Thanks for your message and for sharing this case. For challenging ulcers that are not improving, it'd be important to take a step back and reevaluate all areas and concerns for not healing. Dr Charash wrote a great post on a similar case (please refer to https://woundreference.com/app/post?id=794). Samantha Kuplicki, NP and Dr Robinson's insights on a challenging weeping VLU might be helpful as well (https://woundreference.com/app/post?id=208) 

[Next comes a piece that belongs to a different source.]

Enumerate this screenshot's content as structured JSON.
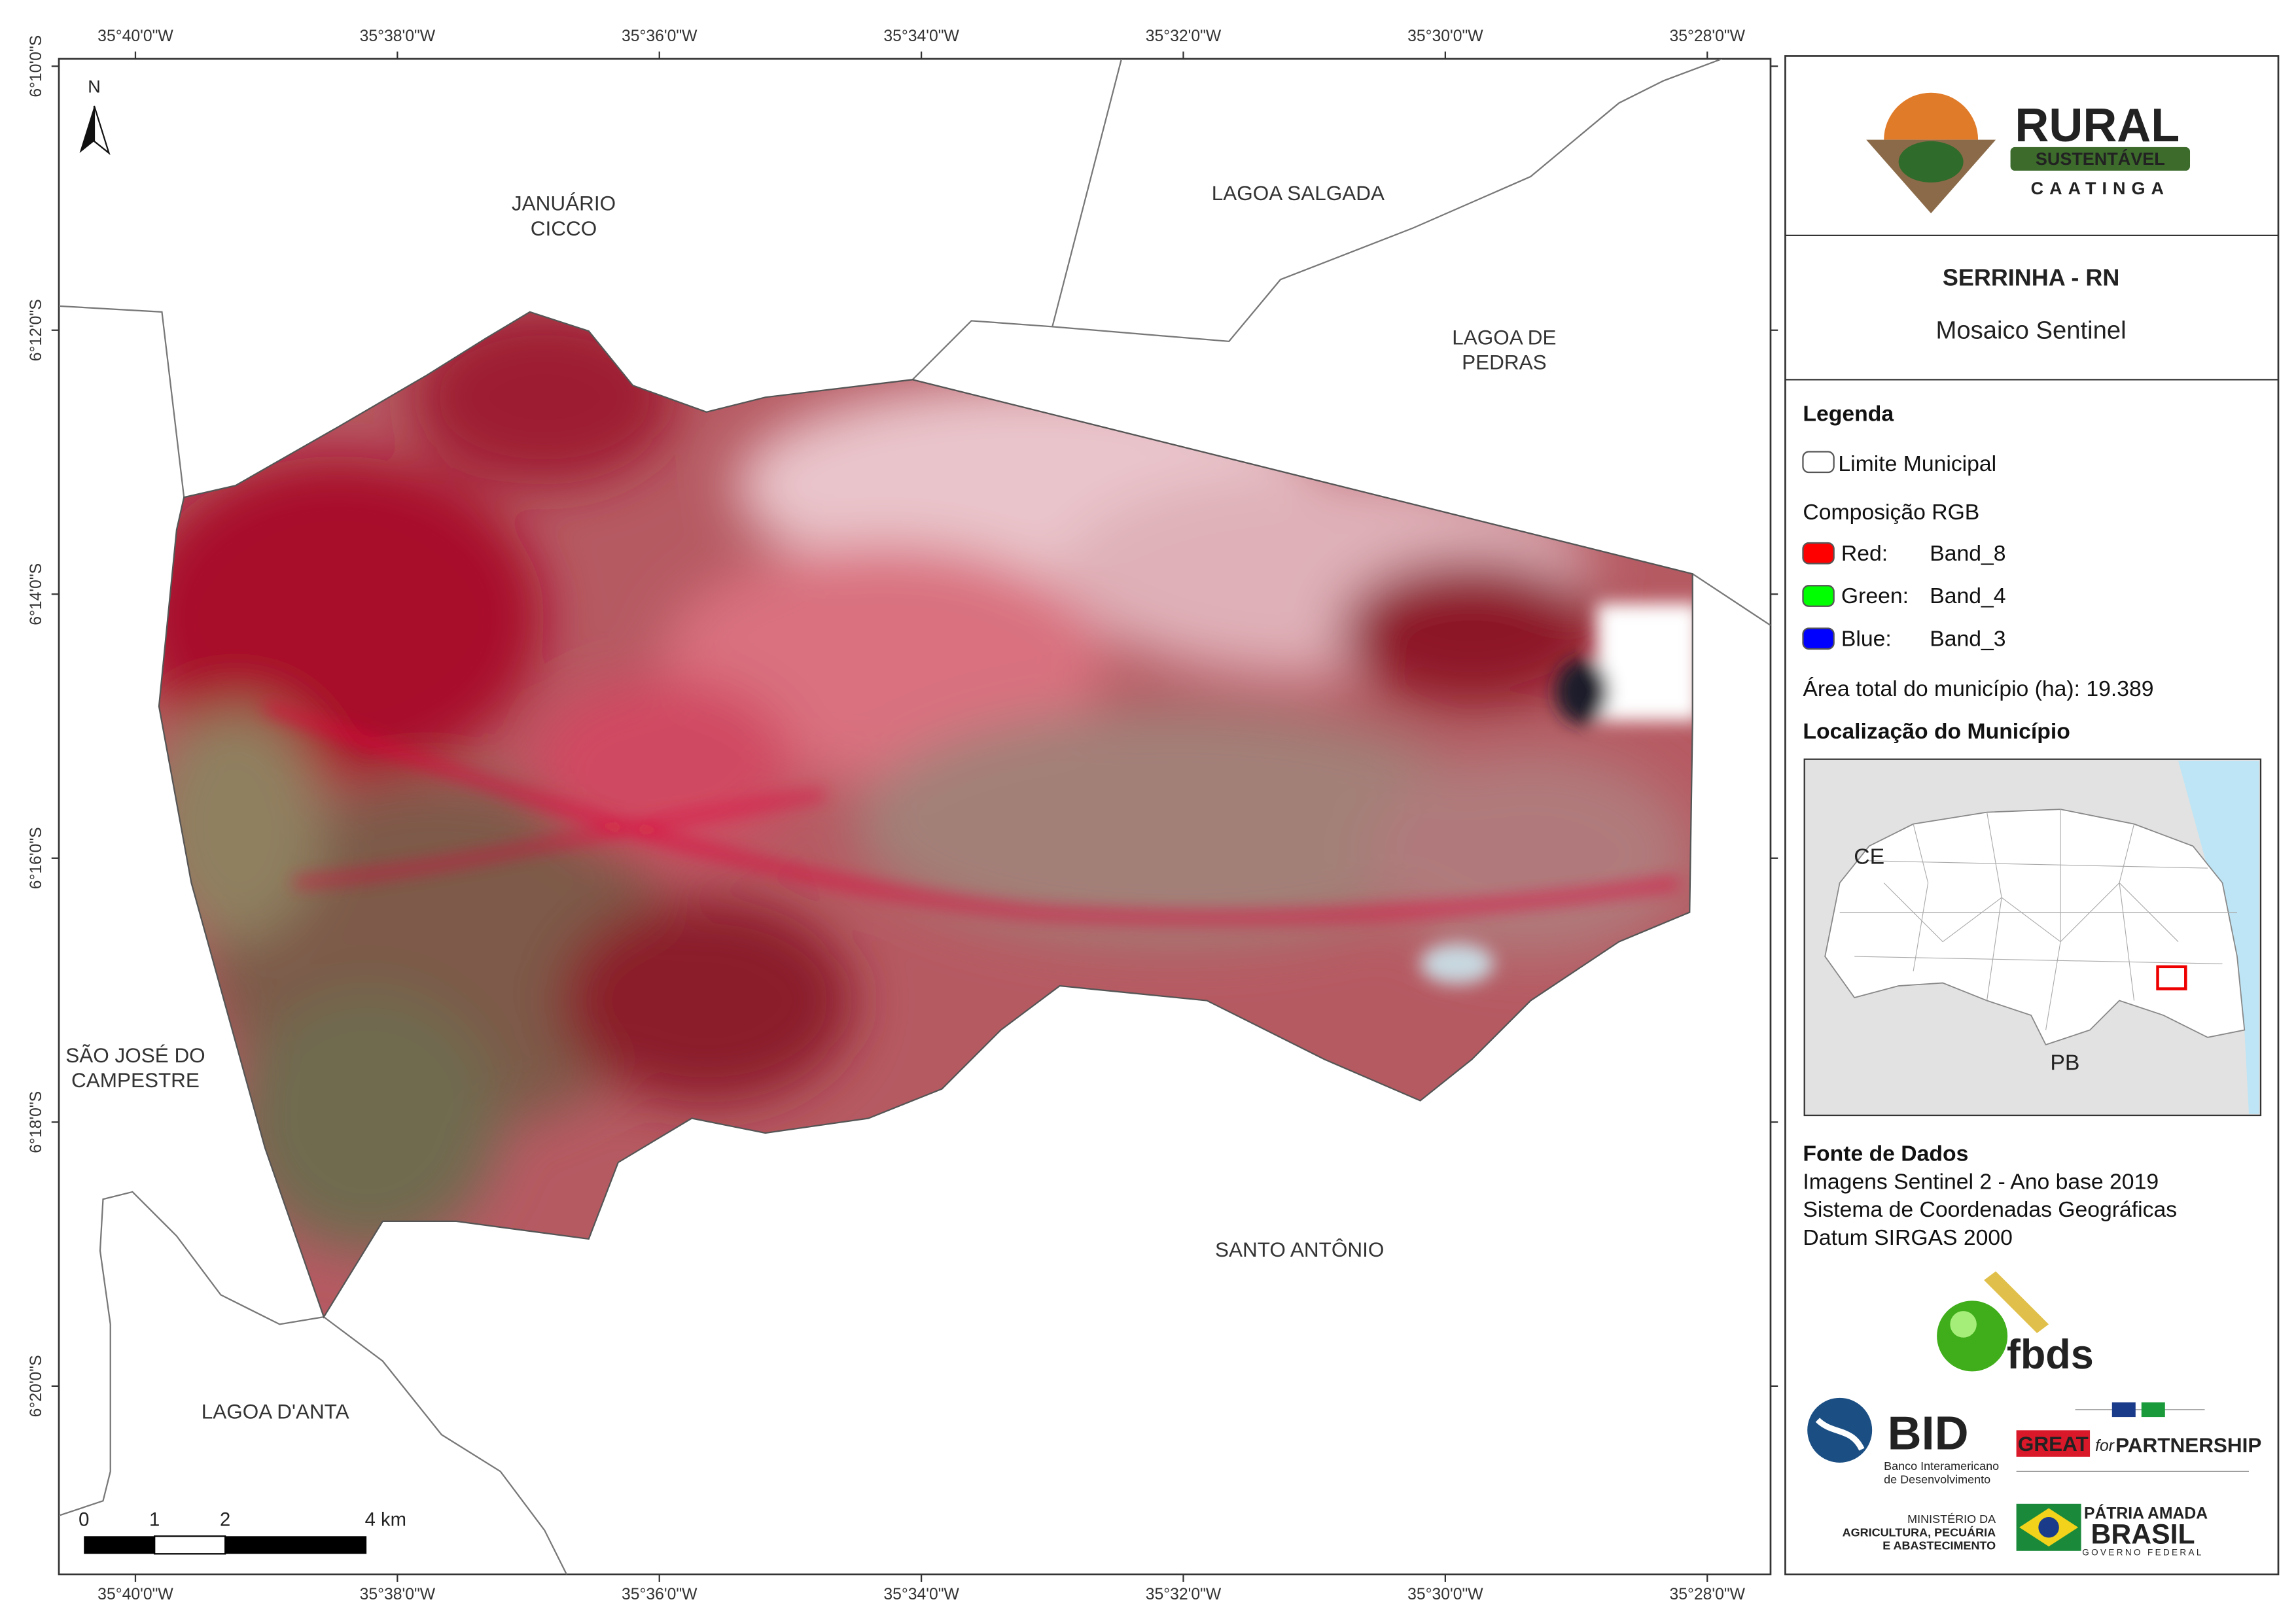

It'd be important to reassess risk factors for delayed healing, if there is adequate blood supply to the ulcers, the potential for the ulcers to heal (i.e. healability), and if the VLU is considered simple or complex. For details, please refer to the VLU Assessment Algorithm ( https://woundreference.com/files/1532.pdf ). For instance, a healable "complex" VLU (i.e. those that are likely to take longer to heal) is expected to be 100% healed within 18 weeks. At minimum: ~70% is expected to be healed with adequate standard treatment within 24 weeks. If this is not observed, patient and ulcers should be reassessed. Before consideration of adjuvant therapies, a thorough re-evaluation of the patient and wound should be performed to: 1) rule out other differential diagnoses or mixed etiologies, 2) ensure that compression has achieved edema control, 3) bio-burden and exudate are well managed, and 4) factors impeding healing are not present or under control. Given the information provided on this case, it seems there is opportunity to address several of these items. Here is a checklist that elaborates each step in detail: https://woundreference.com/app/topic?id=venous-ulcers-treatment%20and%20prevention#plan-reassessment
Other resources: VLU Management Algorithm (https://woundreference.com/app/topic?id=venous-ulcers-treatment%20and%20prevention#algorithm)
Hope this helps!
Dec 31, 2022
Elaine Horibe Song
MD, PhD, MBA
Also, just discussed with Cathy Milne - as this case is similar to the previous case submitted to Curbside Consult. Cathy added that it'd be essential to decongest the legs, so that the lymphedema pump can work. If a lymphedema therapist is available, a referral would be advisable.